Dark Silicon (dun dun dun!)

For many years, the major limitations of CPU design have been about power. Back in the day, this wasn't much of a problem. Every year transistors got smaller, which meant that you needed less current to flip them from one state to another, which meant that you could flip them more frequently without doing any more (thermodynamic) work than you had done with the last generation of chips.

But then something changed. Leakage current reared its ugly head. As transistors became smaller they also became less substantial. Whereas once the trickle of current that would leak through a transistor when it was off would be tiny compared to the stream it would take to shift it from off to on, as transistors became smaller they became more and more permeable. And to make it even worse, shrinking transistors meant that even if overall power usage remained the same, that power was concentrated in a smaller and smaller area.

Something had to give, and it did. After the ill-fated Pentium IV, Intel figured out that using more, slower transistors meant that the power usage was spread out over a larger area, and the lower voltage those transistors operated at meant that leakage again retreated, and was again less important than the fundamental power needed to drive those transistors from one state to another.

Adding more transistors to execute more instructions at once only goes so far, however, because often one instruction depends on the previous one, and finding places where they don't gets harder and harder the more you try to do it. So one way which CPU designers tried to use all these extra transistors to speed things up was by duplicating the entire CPU, creating more cores. But what happens when you have more cores than you can really use? That's when we start entering the realm of dark silicon.

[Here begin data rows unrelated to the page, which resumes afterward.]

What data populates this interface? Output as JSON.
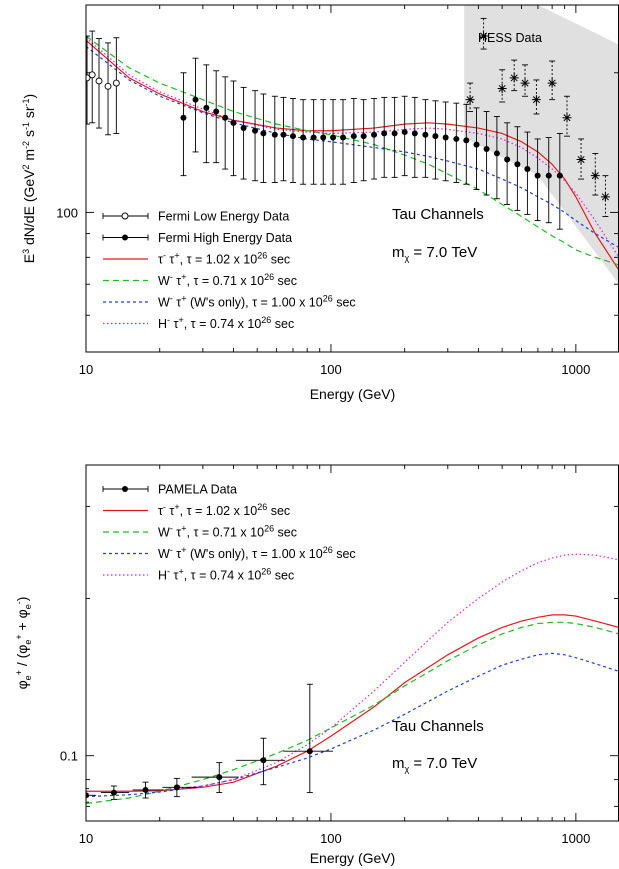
{
  "chart_data": [
    {
      "type": "line",
      "xscale": "log",
      "yscale": "log",
      "xlim": [
        10,
        1500
      ],
      "ylim": [
        50,
        280
      ],
      "xlabel": "Energy (GeV)",
      "ylabel": "E<sup>3</sup> dN/dE (GeV<sup>2</sup> m<sup>-2</sup> s<sup>-1</sup> sr<sup>-1</sup>)",
      "x_tick_labels": [
        {
          "x": 10,
          "label": "10"
        },
        {
          "x": 100,
          "label": "100"
        },
        {
          "x": 1000,
          "label": "1000"
        }
      ],
      "y_tick_labels": [
        {
          "y": 100,
          "label": "100"
        }
      ],
      "annotations": {
        "channel": "Tau Channels",
        "mass": "m<sub>χ</sub> = 7.0 TeV",
        "hess": "HESS Data"
      },
      "hess_band": {
        "x": [
          350,
          350,
          700,
          1500,
          1500
        ],
        "y_low": [
          145,
          145,
          120,
          70,
          60
        ],
        "y_high": [
          270,
          280,
          280,
          230,
          230
        ],
        "color": "#e0e0e0"
      },
      "series": [
        {
          "name": "Fermi Low Energy Data",
          "kind": "points",
          "marker": "open-circle",
          "x": [
            10.1,
            10.6,
            11.3,
            12.3,
            13.3
          ],
          "y": [
            195,
            198,
            192,
            187,
            190
          ],
          "yerr": [
            [
              40,
              42,
              40,
              40,
              42
            ],
            [
              45,
              48,
              45,
              45,
              48
            ]
          ]
        },
        {
          "name": "Fermi High Energy Data",
          "kind": "points",
          "marker": "filled-circle",
          "x": [
            25,
            28,
            31,
            34,
            37,
            40,
            44,
            49,
            53,
            59,
            64,
            70,
            77,
            85,
            93,
            102,
            112,
            124,
            136,
            150,
            165,
            182,
            200,
            220,
            243,
            267,
            294,
            325,
            357,
            393,
            432,
            476,
            524,
            577,
            634,
            698,
            775,
            860
          ],
          "y": [
            160,
            175,
            168,
            165,
            160,
            156,
            152,
            150,
            148,
            147,
            147,
            146,
            145,
            145,
            145,
            145,
            145,
            146,
            146,
            147,
            148,
            148,
            149,
            148,
            147,
            146,
            145,
            144,
            143,
            140,
            137,
            134,
            130,
            127,
            124,
            120,
            120,
            120
          ],
          "yerr": [
            [
              40,
              40,
              40,
              37,
              36,
              36,
              34,
              33,
              32,
              31,
              30,
              30,
              30,
              30,
              30,
              30,
              30,
              30,
              29,
              29,
              29,
              29,
              29,
              29,
              28,
              28,
              28,
              28,
              28,
              28,
              28,
              27,
              26,
              26,
              25,
              24,
              25,
              28
            ],
            [
              40,
              40,
              40,
              37,
              36,
              36,
              34,
              33,
              32,
              31,
              30,
              30,
              30,
              30,
              30,
              30,
              30,
              30,
              29,
              29,
              29,
              29,
              29,
              29,
              28,
              28,
              28,
              28,
              28,
              28,
              28,
              27,
              26,
              26,
              25,
              24,
              25,
              28
            ]
          ]
        },
        {
          "name": "HESS Data",
          "kind": "points",
          "marker": "star",
          "x": [
            370,
            420,
            500,
            560,
            620,
            690,
            800,
            920,
            1050,
            1200,
            1320
          ],
          "y": [
            175,
            240,
            185,
            195,
            190,
            175,
            190,
            160,
            130,
            120,
            108
          ],
          "yerr": [
            [
              10,
              15,
              12,
              12,
              12,
              12,
              15,
              14,
              12,
              11,
              10
            ],
            [
              15,
              22,
              18,
              18,
              18,
              18,
              22,
              18,
              14,
              14,
              12
            ]
          ]
        },
        {
          "name": "τ<sup>-</sup> τ<sup>+</sup>, τ = 1.02 x 10<sup>26</sup> sec",
          "kind": "line",
          "color": "#e31a1c",
          "dash": "",
          "x": [
            10,
            15,
            20,
            30,
            40,
            60,
            80,
            100,
            150,
            200,
            250,
            300,
            400,
            500,
            600,
            700,
            800,
            900,
            1000,
            1200,
            1500
          ],
          "y": [
            235,
            195,
            180,
            165,
            158,
            152,
            150,
            150,
            152,
            155,
            156,
            155,
            152,
            148,
            142,
            135,
            127,
            118,
            108,
            90,
            75
          ]
        },
        {
          "name": "W<sup>-</sup> τ<sup>+</sup>, τ = 0.71 x 10<sup>26</sup> sec",
          "kind": "line",
          "color": "#22bb22",
          "dash": "6,4",
          "x": [
            10,
            15,
            20,
            30,
            40,
            60,
            80,
            100,
            150,
            200,
            250,
            300,
            400,
            500,
            600,
            700,
            800,
            900,
            1000,
            1200,
            1500
          ],
          "y": [
            240,
            205,
            190,
            175,
            165,
            155,
            150,
            147,
            140,
            133,
            127,
            121,
            112,
            104,
            98,
            93,
            89,
            86,
            83,
            80,
            77
          ]
        },
        {
          "name": "W<sup>-</sup> τ<sup>+</sup> (W's only), τ = 1.00 x 10<sup>26</sup> sec",
          "kind": "line",
          "color": "#1f3fd0",
          "dash": "3,3",
          "x": [
            10,
            15,
            20,
            30,
            40,
            60,
            80,
            100,
            150,
            200,
            250,
            300,
            400,
            500,
            600,
            700,
            800,
            900,
            1000,
            1200,
            1500
          ],
          "y": [
            228,
            193,
            178,
            164,
            156,
            148,
            144,
            142,
            138,
            135,
            132,
            129,
            124,
            118,
            113,
            108,
            104,
            100,
            96,
            90,
            84
          ]
        },
        {
          "name": "H<sup>-</sup> τ<sup>+</sup>, τ = 0.74 x 10<sup>26</sup> sec",
          "kind": "line",
          "color": "#dd22dd",
          "dash": "1.5,2.5",
          "x": [
            10,
            15,
            20,
            30,
            40,
            60,
            80,
            100,
            150,
            200,
            250,
            300,
            400,
            500,
            600,
            700,
            800,
            900,
            1000,
            1200,
            1500
          ],
          "y": [
            238,
            198,
            182,
            167,
            158,
            151,
            149,
            148,
            149,
            151,
            152,
            151,
            148,
            144,
            138,
            131,
            124,
            117,
            110,
            96,
            80
          ]
        }
      ]
    },
    {
      "type": "line",
      "xscale": "log",
      "yscale": "log",
      "xlim": [
        10,
        1500
      ],
      "ylim": [
        0.075,
        0.36
      ],
      "xlabel": "Energy (GeV)",
      "ylabel": "φ<sub>e</sub><sup>+</sup> / (φ<sub>e</sub><sup>+</sup> + φ<sub>e</sub><sup>-</sup>)",
      "x_tick_labels": [
        {
          "x": 10,
          "label": "10"
        },
        {
          "x": 100,
          "label": "100"
        },
        {
          "x": 1000,
          "label": "1000"
        }
      ],
      "y_tick_labels": [
        {
          "y": 0.1,
          "label": "0.1"
        }
      ],
      "annotations": {
        "channel": "Tau Channels",
        "mass": "m<sub>χ</sub> = 7.0 TeV"
      },
      "series": [
        {
          "name": "PAMELA Data",
          "kind": "points",
          "marker": "filled-circle",
          "x": [
            10,
            13,
            17.5,
            23.5,
            35,
            53,
            82
          ],
          "y": [
            0.084,
            0.085,
            0.086,
            0.087,
            0.091,
            0.098,
            0.102
          ],
          "xerr": [
            [
              0.5,
              1.5,
              2,
              3,
              8,
              12,
              18
            ],
            [
              1,
              2,
              3,
              5,
              7,
              12,
              20
            ]
          ],
          "yerr": [
            [
              0.0025,
              0.0025,
              0.003,
              0.0035,
              0.006,
              0.01,
              0.017
            ],
            [
              0.0025,
              0.0025,
              0.003,
              0.0035,
              0.006,
              0.01,
              0.035
            ]
          ]
        },
        {
          "name": "τ<sup>-</sup> τ<sup>+</sup>, τ = 1.02 x 10<sup>26</sup> sec",
          "kind": "line",
          "color": "#e31a1c",
          "dash": "",
          "x": [
            10,
            15,
            20,
            30,
            40,
            60,
            80,
            100,
            150,
            200,
            300,
            400,
            500,
            600,
            700,
            800,
            900,
            1000,
            1200,
            1500
          ],
          "y": [
            0.0855,
            0.0855,
            0.0857,
            0.087,
            0.089,
            0.0955,
            0.102,
            0.109,
            0.124,
            0.138,
            0.156,
            0.168,
            0.176,
            0.181,
            0.184,
            0.186,
            0.186,
            0.185,
            0.181,
            0.176
          ]
        },
        {
          "name": "W<sup>-</sup> τ<sup>+</sup>, τ = 0.71 x 10<sup>26</sup> sec",
          "kind": "line",
          "color": "#22bb22",
          "dash": "6,4",
          "x": [
            10,
            15,
            20,
            30,
            40,
            60,
            80,
            100,
            150,
            200,
            300,
            400,
            500,
            600,
            700,
            800,
            900,
            1000,
            1200,
            1500
          ],
          "y": [
            0.081,
            0.083,
            0.0855,
            0.09,
            0.094,
            0.101,
            0.107,
            0.113,
            0.125,
            0.136,
            0.152,
            0.163,
            0.171,
            0.176,
            0.179,
            0.18,
            0.18,
            0.179,
            0.176,
            0.171
          ]
        },
        {
          "name": "W<sup>-</sup> τ<sup>+</sup> (W's only), τ = 1.00 x 10<sup>26</sup> sec",
          "kind": "line",
          "color": "#1f3fd0",
          "dash": "3,3",
          "x": [
            10,
            15,
            20,
            30,
            40,
            60,
            80,
            100,
            150,
            200,
            300,
            400,
            500,
            600,
            700,
            800,
            900,
            1000,
            1200,
            1500
          ],
          "y": [
            0.0835,
            0.0842,
            0.0852,
            0.0875,
            0.09,
            0.095,
            0.099,
            0.103,
            0.112,
            0.12,
            0.133,
            0.142,
            0.149,
            0.153,
            0.156,
            0.157,
            0.156,
            0.154,
            0.15,
            0.145
          ]
        },
        {
          "name": "H<sup>-</sup> τ<sup>+</sup>, τ = 0.74 x 10<sup>26</sup> sec",
          "kind": "line",
          "color": "#dd22dd",
          "dash": "1.5,2.5",
          "x": [
            10,
            15,
            20,
            30,
            40,
            60,
            80,
            100,
            150,
            200,
            300,
            400,
            500,
            600,
            700,
            800,
            900,
            1000,
            1200,
            1500
          ],
          "y": [
            0.0855,
            0.0856,
            0.086,
            0.0875,
            0.09,
            0.097,
            0.105,
            0.113,
            0.133,
            0.151,
            0.18,
            0.2,
            0.215,
            0.226,
            0.234,
            0.239,
            0.242,
            0.243,
            0.242,
            0.237
          ]
        }
      ]
    }
  ]
}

Its a well known fact that specialized hardware is almost always faster than general purpose hardware. This is why we have graphics cards, a chip that was designed explicitly to do 3D graphics can make assumptions about what its doing, it can neglect areas that aren't needed, it can encode rules directly into silicon instead of having to fetch abstract rules from memory. If you have a graphics chip of a certain number of transistors and a certain power budget, it would take many chips of the same size to do as much work if they were all general purpose CPUs.

But why stop with graphics? If specialized circuits can do a task faster and more efficiently, why not use them for as many things as possible? As Moore's law keeps working and the number of transistors you can cram onto a chip keeps going up, and as the number of general purpose CPUs you can usefully cram onto said chip doesn't, it makes more and more sense to put specialized circuitry on board. Now mind you, those same transistors could be used for more cache, but as caches get bigger each marginal transistor used for such gets less and less valuable. Sooner or later a specialized processor for doing media encoding or encryption looks more and more like a better use for those marginal transistors.

And sure enough that's already happening. Intel's newest chips have both specialized circuits for encryption and media encoding. AMD is planning similar things, and it looks like the age of the co-processor is about to begin. This is called "dark silicon" because most of the time it just sits there, dark and unpowered, not using any power at all. But when you need to do something it's suited for, it thrums to life tears through whatever task you throw at it before growing silent once again.

As time goes on we're likely to see more and more such accelerators come into being. What will be next, more Java accelerators? Physics accelerators? Haskell accelerators? A configurable blocks that can become whatever is needed? In any event operating systems will have to evolve to be able to dispatch tasks to whatever specialized hardware can handle them, or just emulate those specialized functions in software. It looks like Apple might be leading the way here, but the final result might end up looking very different.